Goodbye Drupal, Hello Jekyll

by Alpha01

Ever since the Drupal Project had announced support for Drupal was going to drop on November 1, 2023. I’ve been dreading the fact that I was going to be forced to upgrade to Drupal 9. This is mainly because I’m using some modules that I know are no longer being actively developed, and I’ve made some changes to my theme that I know for certain will not be compatible with the new version of Drupal.

I’ve looked into some static site generations like, Harp and Surge in the past, I but didn’t seemed to get a proper workflow with them to replace Drupal or WordPress for that matter. While I’m not new to the GitHub Pages world, I am new to it’s built-in integration with Jekyll. Recently, I had to use this feature for a work project, and I must say the GitHub Pages built-in integration is Jekyll awesome! Jekyll is a fantastic piece of software. The documentation is very comprehensible and easy to follow.

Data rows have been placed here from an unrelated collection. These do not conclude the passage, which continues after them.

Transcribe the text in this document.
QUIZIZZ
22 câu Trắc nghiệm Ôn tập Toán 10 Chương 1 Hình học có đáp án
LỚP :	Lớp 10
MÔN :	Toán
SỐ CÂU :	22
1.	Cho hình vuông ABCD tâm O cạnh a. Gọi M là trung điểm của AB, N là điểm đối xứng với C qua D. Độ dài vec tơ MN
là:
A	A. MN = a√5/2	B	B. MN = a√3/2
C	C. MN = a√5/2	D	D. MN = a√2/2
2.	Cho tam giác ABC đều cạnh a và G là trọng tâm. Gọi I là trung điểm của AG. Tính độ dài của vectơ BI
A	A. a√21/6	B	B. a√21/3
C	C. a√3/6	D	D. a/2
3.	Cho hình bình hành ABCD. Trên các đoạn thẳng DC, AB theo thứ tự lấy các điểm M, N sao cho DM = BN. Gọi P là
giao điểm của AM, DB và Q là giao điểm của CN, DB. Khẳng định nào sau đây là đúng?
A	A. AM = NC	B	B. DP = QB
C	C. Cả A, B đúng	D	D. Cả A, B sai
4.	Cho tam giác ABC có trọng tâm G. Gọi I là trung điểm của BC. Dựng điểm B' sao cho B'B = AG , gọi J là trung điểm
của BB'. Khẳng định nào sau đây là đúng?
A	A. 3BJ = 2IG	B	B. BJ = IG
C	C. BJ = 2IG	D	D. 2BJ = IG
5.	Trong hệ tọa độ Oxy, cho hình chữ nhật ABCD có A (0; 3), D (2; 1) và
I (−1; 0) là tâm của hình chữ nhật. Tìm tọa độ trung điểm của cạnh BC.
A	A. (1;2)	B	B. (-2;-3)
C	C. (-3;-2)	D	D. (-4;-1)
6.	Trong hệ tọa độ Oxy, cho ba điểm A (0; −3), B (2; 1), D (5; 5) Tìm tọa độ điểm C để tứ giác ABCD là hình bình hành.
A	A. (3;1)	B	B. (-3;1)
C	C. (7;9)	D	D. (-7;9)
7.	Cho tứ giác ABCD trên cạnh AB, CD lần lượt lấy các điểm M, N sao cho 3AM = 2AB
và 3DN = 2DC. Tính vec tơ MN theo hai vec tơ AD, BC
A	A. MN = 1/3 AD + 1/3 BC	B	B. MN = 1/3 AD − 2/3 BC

So I decided to migrate this site from Drupal 7 to Jekyll. The migration process was relatively painless. The Jekyll project has tons of exporters, including one for Drupal 7. The only caveat (though expected) was that the exported posts were using the content type and taxonomies set for Drupal. In Jekyll these are differently, so after few global search and replace tasks, I was able to easily transform the exported data into useable valid Jekyll content. As far as the theming is concerned, I tried to follow a similar look and view as the previous Drupal 7 site. Overall, as a person with a decent (though at times limited since JavaScript is not my forté) web development skills, customizing Jekyll has been a straight forward process. I would even say it’s easier than Drupal development!

Perhaps the only drawback of the built-in integration with GitHub Pages and Jekyll is that you only have a set of plugins and themes to work with. This became evident when I was creating a custom pagination page, and GitHub Pages uses a older version of the pagination plugin that isn’t compatible with newer v2 version which most examples found in when Google searching! Thus said, nothing can prevent you from using GitHub Actions to build and publish a Jekyll (or anything static site generator) generated site regardless of plugins or themes.

This site is now hosted on GitHub Pages, instead of on my homelab infrastructure.